Influenced by the changes in China, Eastern Europe and the Soviet Union, Vietnam announced reforms in 1986. In those days, one faction was arguing for resuming relations with China, also a totalitarian communist country, but which had had a border conflict with Vietnam in 1979, while another faction advocated for attracting foreign investment and forging ties with the capitalist West.
At the same time, Taiwan was studying investment in Southeast Asia as an alternative to investment in China. In 1989, the Ministry of Economic Affairs added Vietnam to its guidelines for forging stronger ties to Southeast Asia. "In those days, I was working for the International Economic Cooperation and Development Fund [now the Taiwan International Cooperation and Development Fund]. To get the ball rolling, we provided two loans to the Vietnamese government," recalls Huang Nan-huei.
"To tell you the truth, there was opposition to Taiwanese-Vietnamese cooperation in both countries. On the Taiwanese side, some were opposed to working with a communist country. On the Vietnamese side, the opposition was a reaction to Taiwan's close ties to the US, which then had Vietnam under an embargo. This opposition held things up."
In 1992, Taiwan established an economic and cultural office in Vietnam. The next year, Huang requested a transfer to Vietnam and began running the office's commercial division.

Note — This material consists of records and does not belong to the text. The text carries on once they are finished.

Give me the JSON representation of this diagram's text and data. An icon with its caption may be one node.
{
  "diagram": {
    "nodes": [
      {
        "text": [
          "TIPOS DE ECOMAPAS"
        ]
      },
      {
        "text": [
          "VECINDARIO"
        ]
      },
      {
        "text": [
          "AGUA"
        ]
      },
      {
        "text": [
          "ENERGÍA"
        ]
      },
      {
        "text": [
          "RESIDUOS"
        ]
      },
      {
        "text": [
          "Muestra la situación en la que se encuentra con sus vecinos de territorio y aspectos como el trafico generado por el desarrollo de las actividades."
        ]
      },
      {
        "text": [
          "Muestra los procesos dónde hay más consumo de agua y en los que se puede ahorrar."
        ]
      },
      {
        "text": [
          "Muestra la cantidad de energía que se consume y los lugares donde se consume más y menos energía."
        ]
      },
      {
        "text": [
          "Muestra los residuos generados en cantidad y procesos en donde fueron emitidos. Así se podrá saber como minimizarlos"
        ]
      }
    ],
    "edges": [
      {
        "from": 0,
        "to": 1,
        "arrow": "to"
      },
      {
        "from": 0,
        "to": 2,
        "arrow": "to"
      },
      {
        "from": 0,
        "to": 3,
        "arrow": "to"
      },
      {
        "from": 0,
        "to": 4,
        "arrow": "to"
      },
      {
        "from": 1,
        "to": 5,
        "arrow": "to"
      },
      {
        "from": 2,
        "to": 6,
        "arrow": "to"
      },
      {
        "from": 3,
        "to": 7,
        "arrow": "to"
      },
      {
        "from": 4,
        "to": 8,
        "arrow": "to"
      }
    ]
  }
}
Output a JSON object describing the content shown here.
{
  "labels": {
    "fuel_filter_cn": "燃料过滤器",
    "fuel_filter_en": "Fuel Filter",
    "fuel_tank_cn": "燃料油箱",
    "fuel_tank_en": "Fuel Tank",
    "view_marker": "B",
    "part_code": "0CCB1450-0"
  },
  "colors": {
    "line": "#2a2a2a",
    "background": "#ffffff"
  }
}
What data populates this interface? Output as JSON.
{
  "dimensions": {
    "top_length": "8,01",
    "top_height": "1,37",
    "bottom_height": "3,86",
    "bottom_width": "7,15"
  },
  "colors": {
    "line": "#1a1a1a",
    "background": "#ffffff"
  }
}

Working in a difficult environment, Huang guided the formation of the first Taiwan business sssociation in Vietnam's capital of Hanoi, and then helped establish another in Ho Chi Minh City. Taiwanese businesspeople's organizations in Vietnam have now grown to include a Taiwanese chamber of commerce with ten branch chambers, as well as three Taiwan business associations.
In 2002, Huang was again stationed in Vietnam, this time as the representative at the Hanoi headquarters of the Taipei Economic and Cultural Office in Vietnam. There, he actively pursued bilateral agreements and cooperation memoranda between Taiwan and Vietnam, including agreements on investment guarantees and avoiding double taxation that extended legal protections to Taiwanese businesses in Vietnam.

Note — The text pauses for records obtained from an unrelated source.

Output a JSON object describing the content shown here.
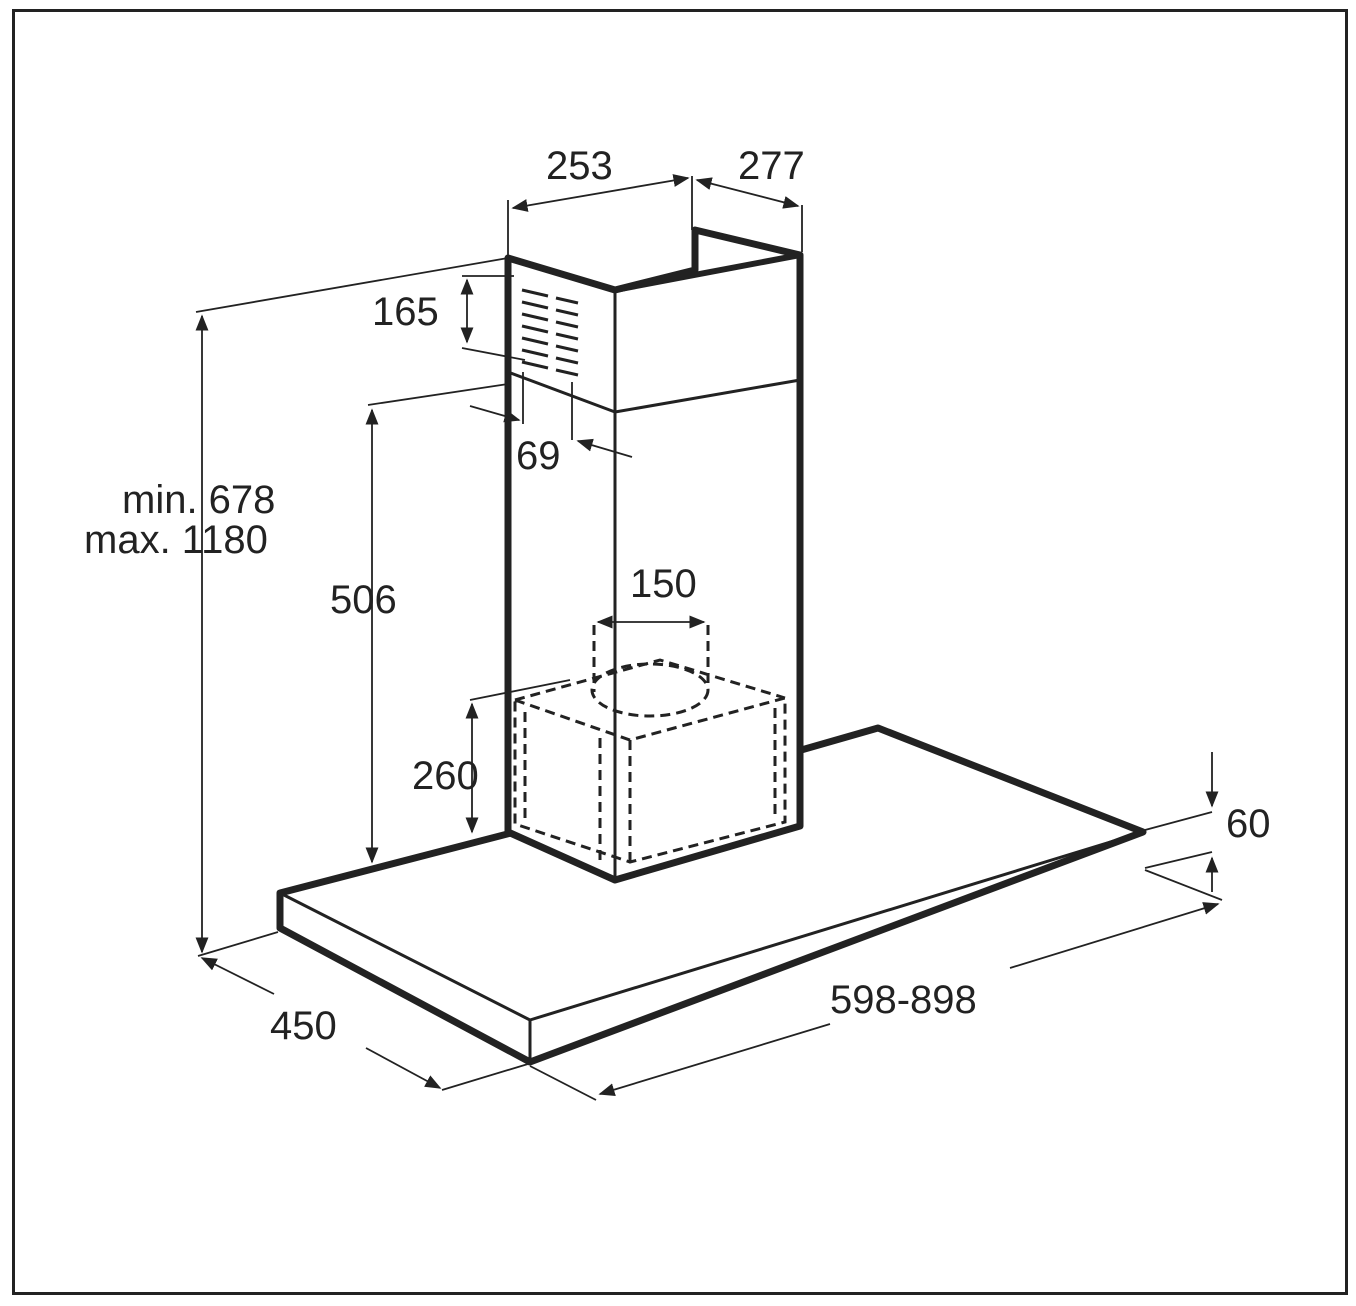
{
  "dimensions": {
    "chimney_width": "253",
    "chimney_depth": "277",
    "vent_height": "165",
    "vent_offset": "69",
    "duct_diameter": "150",
    "height_range_min": "min. 678",
    "height_range_max": "max. 1180",
    "motor_clearance": "506",
    "motor_height": "260",
    "canopy_thickness": "60",
    "canopy_width": "598-898",
    "canopy_depth": "450"
  },
  "colors": {
    "line": "#222222",
    "background": "#ffffff"
  }
}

More exciting to Huang was the educational cooperation agreement signed in December 2006 on the campus of the Chaoyang University of Technology in Wufeng Township, Taichung County. More than 30 Vietnamese universities have now sent representatives to Taiwan, and more than 100 have forged cooperation agreements involving dual-degree and sandwich programs. Taiwan has sent more than 30 delegations of its own to Vietnam during the last year for visits and exchanges.

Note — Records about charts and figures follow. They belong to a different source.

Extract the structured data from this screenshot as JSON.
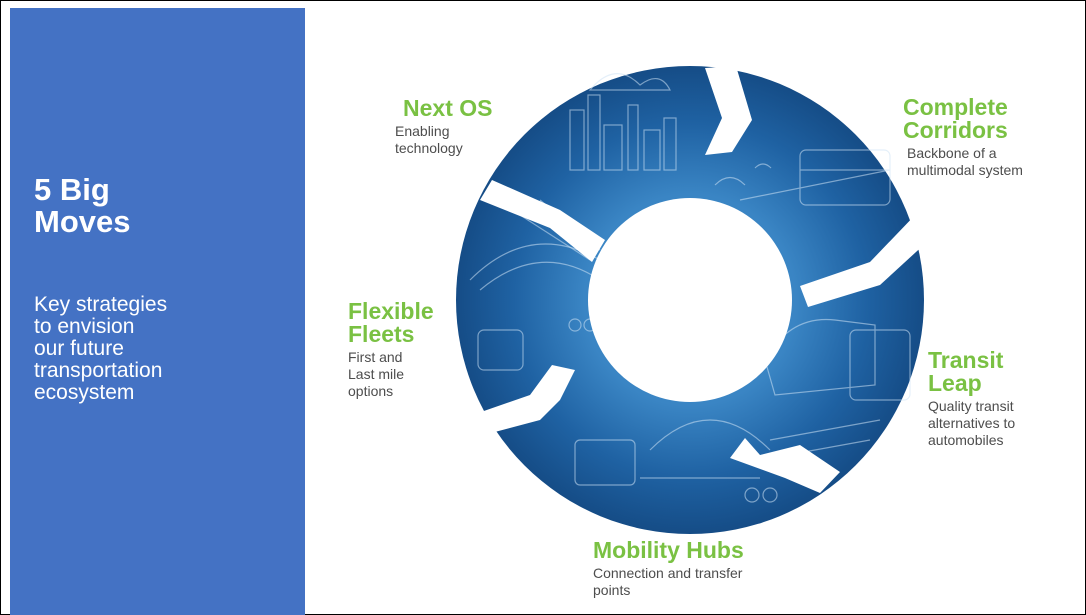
{
  "sidebar": {
    "title_line1": "5 Big",
    "title_line2": "Moves",
    "subtitle_lines": [
      "Key strategies",
      "to envision",
      "our future",
      "transportation",
      "ecosystem"
    ]
  },
  "moves": {
    "next_os": {
      "title": "Next OS",
      "desc_lines": [
        "Enabling",
        "technology"
      ]
    },
    "complete_corridors": {
      "title_lines": [
        "Complete",
        "Corridors"
      ],
      "desc_lines": [
        "Backbone of a",
        "multimodal system"
      ]
    },
    "transit_leap": {
      "title_lines": [
        "Transit",
        "Leap"
      ],
      "desc_lines": [
        "Quality transit",
        "alternatives to",
        "automobiles"
      ]
    },
    "mobility_hubs": {
      "title": "Mobility Hubs",
      "desc_lines": [
        "Connection and transfer",
        "points"
      ]
    },
    "flexible_fleets": {
      "title_lines": [
        "Flexible",
        "Fleets"
      ],
      "desc_lines": [
        "First and",
        "Last mile",
        "options"
      ]
    }
  },
  "colors": {
    "sidebar_bg": "#4472c4",
    "ring_blue": "#1f5f9e",
    "ring_light": "#3c86c4",
    "title_green": "#7ac143",
    "desc_gray": "#4d4d4d"
  }
}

"Education is a form of 'invisible' trade," says Huang, who believes that Vietnam can learn a great deal from Taiwan, whether it be about commerce or the social sciences. He adds that in the wake of the agreement, the number of Vietnamese studying in Taiwan has soared to more than 600.
"From a long-term diplomatic standpoint, this is a big help," says Huang, arguing that as people from the two nations trade, have educational contacts, and intermarry more frequently, their relationship will broaden and deepen.